Despite the cold, hunger and conditions that seem insurmountable, they settled under this bridge. The one shelter set up in their area does not have the capacity to provide refuge to all of the families from this part of Chamelecón. The rest of the shelters are in the territory of the opposing gang where they are not able to go due to violence.
Being homeless makes people forget about the pandemic because there are other problems to be solved, Santos España, an old man seeking refuge under a bridge near his community, said.

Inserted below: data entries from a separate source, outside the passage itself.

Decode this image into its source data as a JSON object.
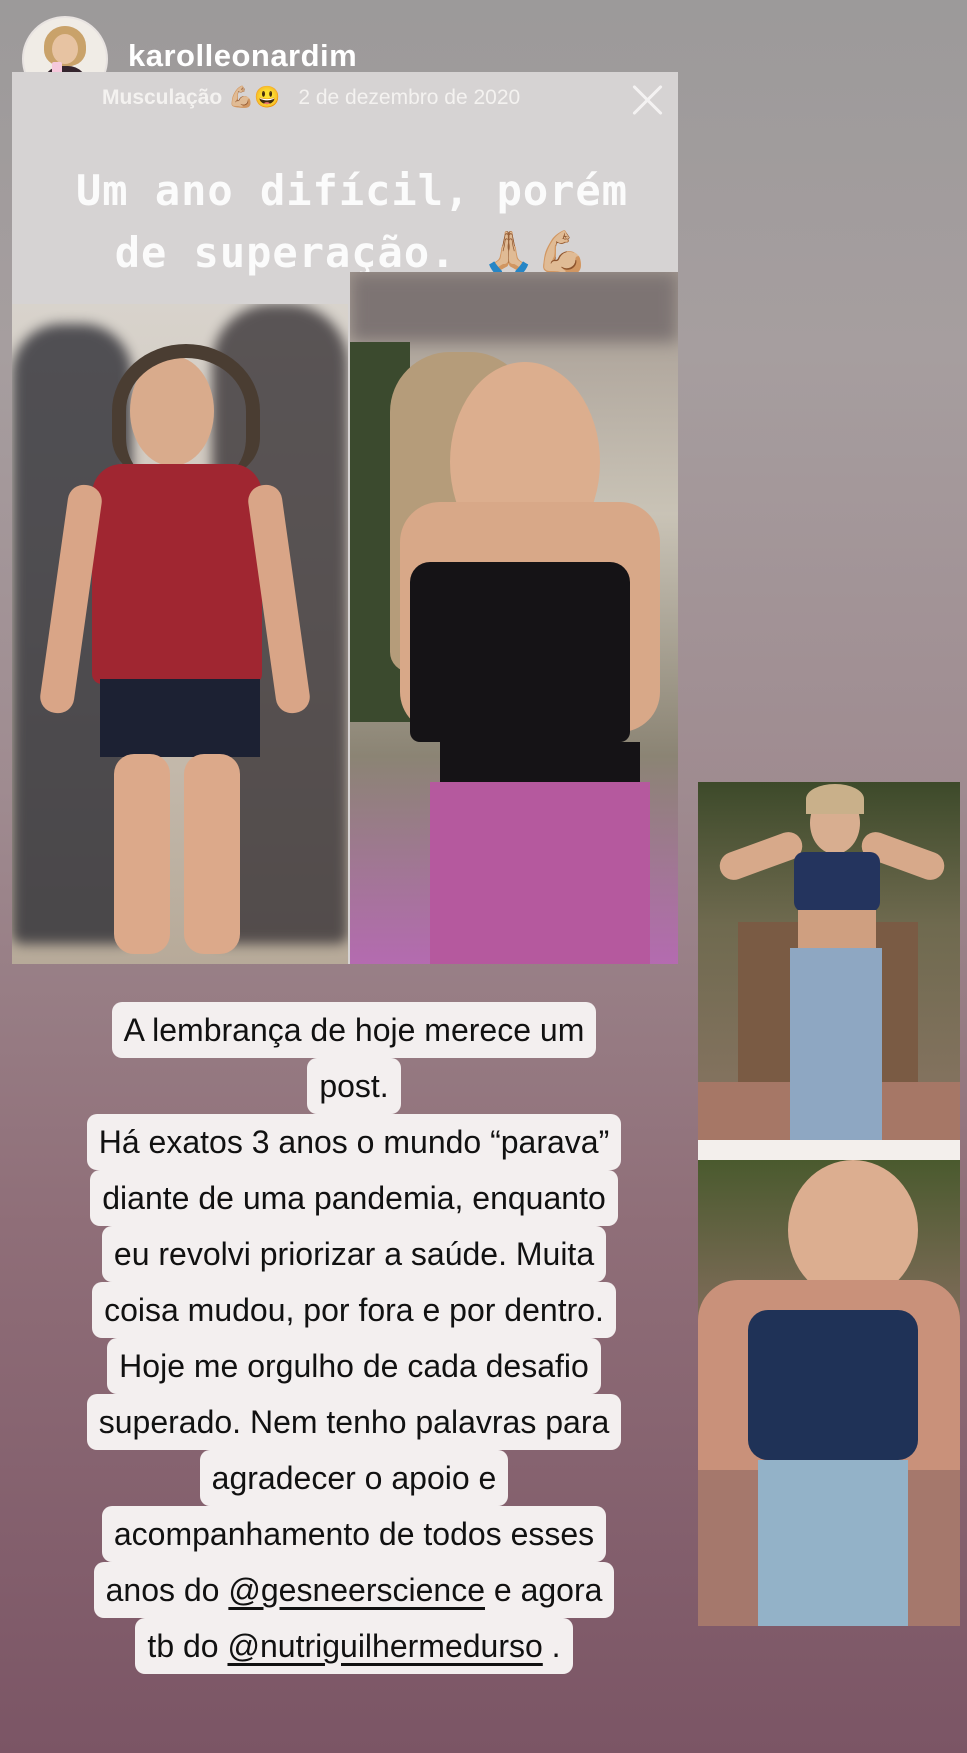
{
  "header": {
    "username": "karolleonardim",
    "close_icon": "close-icon"
  },
  "memory": {
    "category": "Musculação 💪🏼😃",
    "date": "2 de dezembro de 2020",
    "title_line1": "Um ano difícil, porém",
    "title_line2": "de superação. 🙏🏼💪🏼"
  },
  "caption": {
    "lines": [
      "A lembrança de hoje merece um",
      "post.",
      "Há exatos 3 anos o mundo “parava”",
      "diante de uma pandemia, enquanto",
      "eu revolvi priorizar a saúde. Muita",
      "coisa mudou, por fora e por dentro.",
      "Hoje me orgulho de cada desafio",
      "superado. Nem tenho palavras para",
      "agradecer o apoio e",
      "acompanhamento de todos esses"
    ],
    "line11_prefix": "anos do ",
    "mention1": "@gesneerscience",
    "line11_suffix": " e agora",
    "line12_prefix": "tb do ",
    "mention2": "@nutriguilhermedurso",
    "line12_suffix": " ."
  }
}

Those who live on the banks of the Chamelecón have decided to remain outdoors because they distrust the military — the only presence of the Honduran state under this bridge — and the few institutions attending to the tropical storm emergencies. Living outdoors is the least among a long list of evils that afflict them.
In Chamelecón even the headquarters of the Honduran Red Cross has been converted into a shelter where the 24 volunteers and their families are staying, also affected by the storms. Odalma Henriquez of the Red Cross in Chamelecón said they haven’t received enough supplies to attend to the affected families from the 60 neighborhoods that were wiped out by the floods. This is also the reason they are not able to continue testing for COVID-19, though Copeco insists that testing is part of all shelters’ protocols during the emergency spurred by the two tropical storms.
The families of Chamelecón hope that the water recedes so they can return to their homes and rebuild their lives. This reconstruction will be faced alone; no one from the government ever comes to Chamelecón, said those living under the bridge
While the families of Chamelecón wait for conditions to improve, in the Valley of Sula, it continues to rain. The banks of the rivers are beginning to rise, putting ideas of reconstruction on hold because the neighborhoods are going to flood. Sadness and tears are all the residents have had since Eta drowned their homes a little more than two weeks ago. These neighborhoods have survived the violence of gangs, the violence of the government’s absence, the COVID-19 pandemic and now, the hunger and the cold, in conditions of absolute adversity.